Spring — MVC and the Web Layer Q&A

Model View Controller pattern (MVC pattern).

The MVC pattern divides the system into three kinds of components. Each component in the system has specific responsibilities. Let’s see these three components of this pattern:

Model: The model in the MVC pattern is responsible for maintaining data for the view so that it can be rendered in any view template.

View: The view in the MVC pattern is responsible for rendering the model to a readable format to the user. There are several technologies that provide the view, such as JSP, JSF page, PDF, XML, and so on.

Controller: This is an actual actionable component in the MVC pattern. In Software, the controller code controls the interaction between the view and model. Interactions such as form submission or clicking a link are part of the controller in an enterprise application.

MVC pattern is all about separation of concerns.

User interacts with the Controller component through the View component, and the Controller component triggers the actual action to prepare the Model component. That Model component propagates the changes to the View, and finally, the View component renders the model in front of the User. This is the whole idea behind the implementation of the MVC pattern.

  • Reuse of model and controllers with different views
  • Reduced coupling between the model, view and controller
  • Separation of concerns

Spring MVC, is designed around the front controller pattern where a central Servlet, the DispatcherServlet, provides a shared algorithm for request processing, while actual work is performed by configurable delegate components (@Controller).

The duties of the DispatcherServlet consist of:

  • Receives requests and delegates them to registered handlers
  • Resolves views by mapping view-names to View instances
  • Resolves exceptions that occur during handler mapping or execution

The front controller design pattern allows for centralizing matters, like security and error handling, that are to be applied to the entire application.
A Spring web application may define multiple dispatcher servlets, each of which has its own namespace, its own Spring application context and its own set of mappings and handlers.

  1. Request lands at Spring’s DispatcherServlet
  2. DispatcherServlet delegates that request to the Spring MVC controller, that is, application controller. Spring’s DispatcherServlet takes help of the handler mappings configured in the web application. Handler mapping decides the particular controller by using the URL and request parameters.
  3. Once a particular application controller is decided DispatcherServlet dispatches that request to the selected controller.
  4. Spring MVC’s controller executes the business logic by using business services of the application and it creates the model which wraps the information to be carried back to the user. Spring MVC’s controller also returns a logic view name along with the model.
  5. DispatcherServlet takes the help of the view resolver. According to the configured ViewResolver, it resolves the actual view name instead of the logic view name.
  6. Spring MVC’s DispatcherServlet renders the model to the view.
  7. Finally, that information creates a response, and returns it to the user’s browser by DispatcherServlet.

The DispatcherServlet is not instantiated via an application context. It is instantiated before any application context is created.
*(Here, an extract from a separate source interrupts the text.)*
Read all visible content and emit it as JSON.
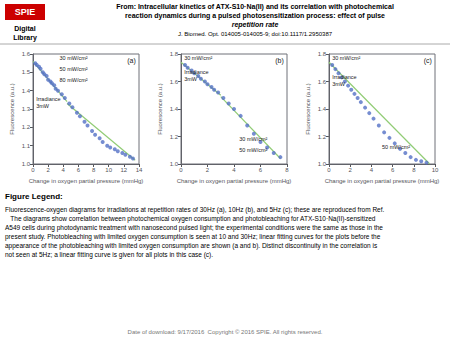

In a Servlet 3.0 environment, the container looks for any classes in the classpath that implement the javax.servlet.ServletContainerInitializer interface; if any are found, they’re used to configure the servlet container.

Spring supplies an implementation of that interface called SpringServletContainerInitializer that, in turn, seeks out any classes that implement WebApplicationInitializer and delegates to them for configuration.

Spring 3.2 introduced a convenient base implementation of WebApplicationInitializer called AbstractAnnotationConfigDispatcherServletInitializer. AbstractAnnotationConfigDispatcherServletInitializer creates both a DispatcherServlet and a ContextLoaderListener.

DispatcherServlet can be instantiated in 2 different ways and in both it is initialized by the servlet container:

  • XML: web.xml is the root file of any web application, placed in the WEB-INF directory. It has a servlet specification, and contains all the servlet configuration to be bootstrapped.
  • Java: by extending AbstractAnnotationConfigDispatcherServletInitializer.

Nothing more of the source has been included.